Art and Culture in the Media #20
THE FIRST Roma artist to represent her home country Poland at the Venice Biennale 2022: Malgorzata Mirga Tas (*1978). Then came the big leap in her career. Her solo exhibition at the Art Museum Lucerne (from 8 March) tells the story of the Roma in large textile pictures. Mirga Tas sews these from fabrics collected from family and friends with women from her community to create scenes that deal with the everyday life of the Roma, oppression and legends, to name just a few.
THE ONLY woman among the Arte Povera artists: Marisa Merz (1926-2019). Merz gave a poetic, calm, fragile touch to the Italian style that utilised ‘poor’, in the sense of recycled, everyday materials. The artist, who was regarded as a leader in those years, will have the largest retrospective in Switzerland for 30 years at the Kunstmuseum Bern (from 31 January) under the lyrical title ‘Ascoltare lo spazio - Listen to the Space’.
THE CRITICAL artist Anne Marie Jehle (1937-2000) is hardly known today. When she withdrew from the public eye in the mid-1980s, her artistic work came to an abrupt halt. The Art Museum St. Gallen is showing (until 9 March) her visionary, expressive work, which deals with social structures and power relations, female identity and role models. And thus makes her work significant for today's discussion on self-determination.
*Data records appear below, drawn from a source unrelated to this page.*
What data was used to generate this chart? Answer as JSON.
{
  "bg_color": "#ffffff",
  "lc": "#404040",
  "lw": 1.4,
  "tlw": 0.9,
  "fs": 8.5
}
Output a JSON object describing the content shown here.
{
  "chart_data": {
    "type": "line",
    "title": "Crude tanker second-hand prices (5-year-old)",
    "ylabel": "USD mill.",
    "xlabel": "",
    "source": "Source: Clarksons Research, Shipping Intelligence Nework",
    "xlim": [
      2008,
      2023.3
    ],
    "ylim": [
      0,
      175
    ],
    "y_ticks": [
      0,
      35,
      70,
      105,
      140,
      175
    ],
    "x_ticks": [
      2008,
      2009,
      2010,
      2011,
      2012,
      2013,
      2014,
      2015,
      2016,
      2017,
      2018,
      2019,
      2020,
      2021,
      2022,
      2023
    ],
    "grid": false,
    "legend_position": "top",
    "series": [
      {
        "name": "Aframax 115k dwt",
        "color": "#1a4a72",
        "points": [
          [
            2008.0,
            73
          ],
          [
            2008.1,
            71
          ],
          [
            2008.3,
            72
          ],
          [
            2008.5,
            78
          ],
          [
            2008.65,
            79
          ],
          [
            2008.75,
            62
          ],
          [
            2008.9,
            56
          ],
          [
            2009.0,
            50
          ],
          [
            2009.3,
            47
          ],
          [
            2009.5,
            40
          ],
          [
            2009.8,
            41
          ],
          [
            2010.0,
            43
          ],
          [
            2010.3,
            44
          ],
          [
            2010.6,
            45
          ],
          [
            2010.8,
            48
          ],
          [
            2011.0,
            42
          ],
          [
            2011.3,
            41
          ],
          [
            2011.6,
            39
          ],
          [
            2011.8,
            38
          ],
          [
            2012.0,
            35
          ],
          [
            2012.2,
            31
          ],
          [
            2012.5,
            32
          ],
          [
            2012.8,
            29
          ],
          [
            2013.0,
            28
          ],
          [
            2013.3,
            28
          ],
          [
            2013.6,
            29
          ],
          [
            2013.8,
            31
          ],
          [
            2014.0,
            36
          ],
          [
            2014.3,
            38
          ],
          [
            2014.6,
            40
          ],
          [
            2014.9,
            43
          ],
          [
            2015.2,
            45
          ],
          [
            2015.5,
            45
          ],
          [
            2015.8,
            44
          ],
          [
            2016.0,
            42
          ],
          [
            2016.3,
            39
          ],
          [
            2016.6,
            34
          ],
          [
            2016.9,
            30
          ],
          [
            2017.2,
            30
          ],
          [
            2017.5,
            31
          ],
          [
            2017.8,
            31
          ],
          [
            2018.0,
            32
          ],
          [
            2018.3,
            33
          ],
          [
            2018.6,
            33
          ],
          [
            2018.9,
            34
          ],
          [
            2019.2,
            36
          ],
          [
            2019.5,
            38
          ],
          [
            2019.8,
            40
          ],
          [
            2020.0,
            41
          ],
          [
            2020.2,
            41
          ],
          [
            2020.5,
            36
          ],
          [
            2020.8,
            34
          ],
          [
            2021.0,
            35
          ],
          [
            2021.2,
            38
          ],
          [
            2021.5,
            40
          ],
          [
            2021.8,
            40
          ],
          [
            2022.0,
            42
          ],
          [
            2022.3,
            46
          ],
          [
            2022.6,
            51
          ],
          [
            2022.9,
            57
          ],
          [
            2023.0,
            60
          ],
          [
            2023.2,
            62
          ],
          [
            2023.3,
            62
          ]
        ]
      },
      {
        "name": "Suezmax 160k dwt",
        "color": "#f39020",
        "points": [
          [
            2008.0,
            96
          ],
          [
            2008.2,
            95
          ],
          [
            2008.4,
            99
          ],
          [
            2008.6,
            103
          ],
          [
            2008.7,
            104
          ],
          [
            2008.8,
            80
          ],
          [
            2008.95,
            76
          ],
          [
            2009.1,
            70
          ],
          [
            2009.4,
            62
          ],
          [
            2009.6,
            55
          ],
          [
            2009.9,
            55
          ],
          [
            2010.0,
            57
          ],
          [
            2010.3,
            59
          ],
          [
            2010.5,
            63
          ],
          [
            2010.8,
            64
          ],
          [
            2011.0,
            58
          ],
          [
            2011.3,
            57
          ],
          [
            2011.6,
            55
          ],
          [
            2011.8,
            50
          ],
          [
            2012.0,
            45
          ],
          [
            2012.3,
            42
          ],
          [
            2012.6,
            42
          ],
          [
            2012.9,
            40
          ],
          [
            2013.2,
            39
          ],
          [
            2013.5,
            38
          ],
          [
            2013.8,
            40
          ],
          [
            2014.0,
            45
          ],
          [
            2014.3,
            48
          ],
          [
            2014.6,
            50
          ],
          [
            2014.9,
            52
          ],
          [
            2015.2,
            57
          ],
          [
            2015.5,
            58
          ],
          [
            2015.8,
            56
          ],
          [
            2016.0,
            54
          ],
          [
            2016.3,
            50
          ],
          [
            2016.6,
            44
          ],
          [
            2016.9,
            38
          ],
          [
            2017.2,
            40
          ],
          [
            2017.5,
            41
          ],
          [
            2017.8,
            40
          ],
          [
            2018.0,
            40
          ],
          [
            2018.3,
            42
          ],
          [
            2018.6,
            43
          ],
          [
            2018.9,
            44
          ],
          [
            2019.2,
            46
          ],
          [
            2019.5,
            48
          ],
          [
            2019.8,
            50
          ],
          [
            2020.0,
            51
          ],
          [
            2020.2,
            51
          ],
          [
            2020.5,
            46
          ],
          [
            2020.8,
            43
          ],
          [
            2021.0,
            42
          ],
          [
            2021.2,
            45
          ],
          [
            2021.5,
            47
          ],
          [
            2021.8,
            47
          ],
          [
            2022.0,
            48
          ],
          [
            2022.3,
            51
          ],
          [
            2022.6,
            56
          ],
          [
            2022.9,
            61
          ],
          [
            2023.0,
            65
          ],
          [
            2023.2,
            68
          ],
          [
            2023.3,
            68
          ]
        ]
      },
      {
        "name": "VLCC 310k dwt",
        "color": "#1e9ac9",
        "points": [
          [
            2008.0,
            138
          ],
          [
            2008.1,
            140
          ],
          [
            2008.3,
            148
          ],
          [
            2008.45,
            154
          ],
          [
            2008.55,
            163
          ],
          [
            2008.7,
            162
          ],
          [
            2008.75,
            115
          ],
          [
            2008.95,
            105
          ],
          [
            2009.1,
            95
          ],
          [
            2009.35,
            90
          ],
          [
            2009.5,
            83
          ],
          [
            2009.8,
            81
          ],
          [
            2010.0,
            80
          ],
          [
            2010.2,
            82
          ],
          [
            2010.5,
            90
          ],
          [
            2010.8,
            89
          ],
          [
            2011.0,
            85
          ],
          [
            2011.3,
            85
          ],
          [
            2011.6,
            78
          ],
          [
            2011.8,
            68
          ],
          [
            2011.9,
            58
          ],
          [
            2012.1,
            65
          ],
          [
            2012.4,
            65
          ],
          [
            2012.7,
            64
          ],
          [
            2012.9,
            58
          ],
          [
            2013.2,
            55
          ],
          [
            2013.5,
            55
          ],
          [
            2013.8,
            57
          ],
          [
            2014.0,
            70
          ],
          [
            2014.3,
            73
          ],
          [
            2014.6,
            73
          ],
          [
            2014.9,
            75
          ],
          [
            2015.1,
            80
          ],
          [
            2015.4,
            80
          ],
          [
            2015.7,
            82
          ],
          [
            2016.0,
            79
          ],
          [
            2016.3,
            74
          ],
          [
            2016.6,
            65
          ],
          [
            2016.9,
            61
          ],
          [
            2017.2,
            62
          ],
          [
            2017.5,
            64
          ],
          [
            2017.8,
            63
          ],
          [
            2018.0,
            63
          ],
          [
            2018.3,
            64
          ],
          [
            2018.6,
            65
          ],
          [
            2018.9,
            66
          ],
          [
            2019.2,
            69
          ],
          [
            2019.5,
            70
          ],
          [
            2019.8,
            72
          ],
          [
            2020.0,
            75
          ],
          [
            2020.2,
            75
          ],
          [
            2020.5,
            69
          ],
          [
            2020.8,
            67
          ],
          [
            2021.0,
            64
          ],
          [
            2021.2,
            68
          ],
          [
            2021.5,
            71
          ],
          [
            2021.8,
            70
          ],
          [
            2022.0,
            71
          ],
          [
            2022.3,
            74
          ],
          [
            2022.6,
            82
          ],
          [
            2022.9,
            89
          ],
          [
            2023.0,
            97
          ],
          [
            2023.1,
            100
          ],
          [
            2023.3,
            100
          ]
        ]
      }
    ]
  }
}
THE BOLD museum barrier-breaker and art expert-comedian-influencer-freestyle rapper Jakob Schwerdtfeger. His book ‘Ich sehe was, was du nicht siehst, und das ist Kunst’ (‘I see something you don't see, and that's art’ ) is crazy. Surprising anecdotes take a cheeky look at art and personal stories. For example, that actor Sylvester Stallone began to define and train his own body image at the age of 12 when he saw a museum painting of muscular figures by Peter Paul Rubens.
THE RUTHLESS centenary ‘The New Objectivity’ at the Kunsthalle Mannheim (until 9 March) delves deep into the history of art in the 1920s. Over 200 works impressively reflect themes that are more topical than ever: whether human vulnerability, social upheavals, provocative and melancholy portraits or moral images - the razor-sharp painting of the Weimar Republic reveals truths with a cool, unemotional gaze.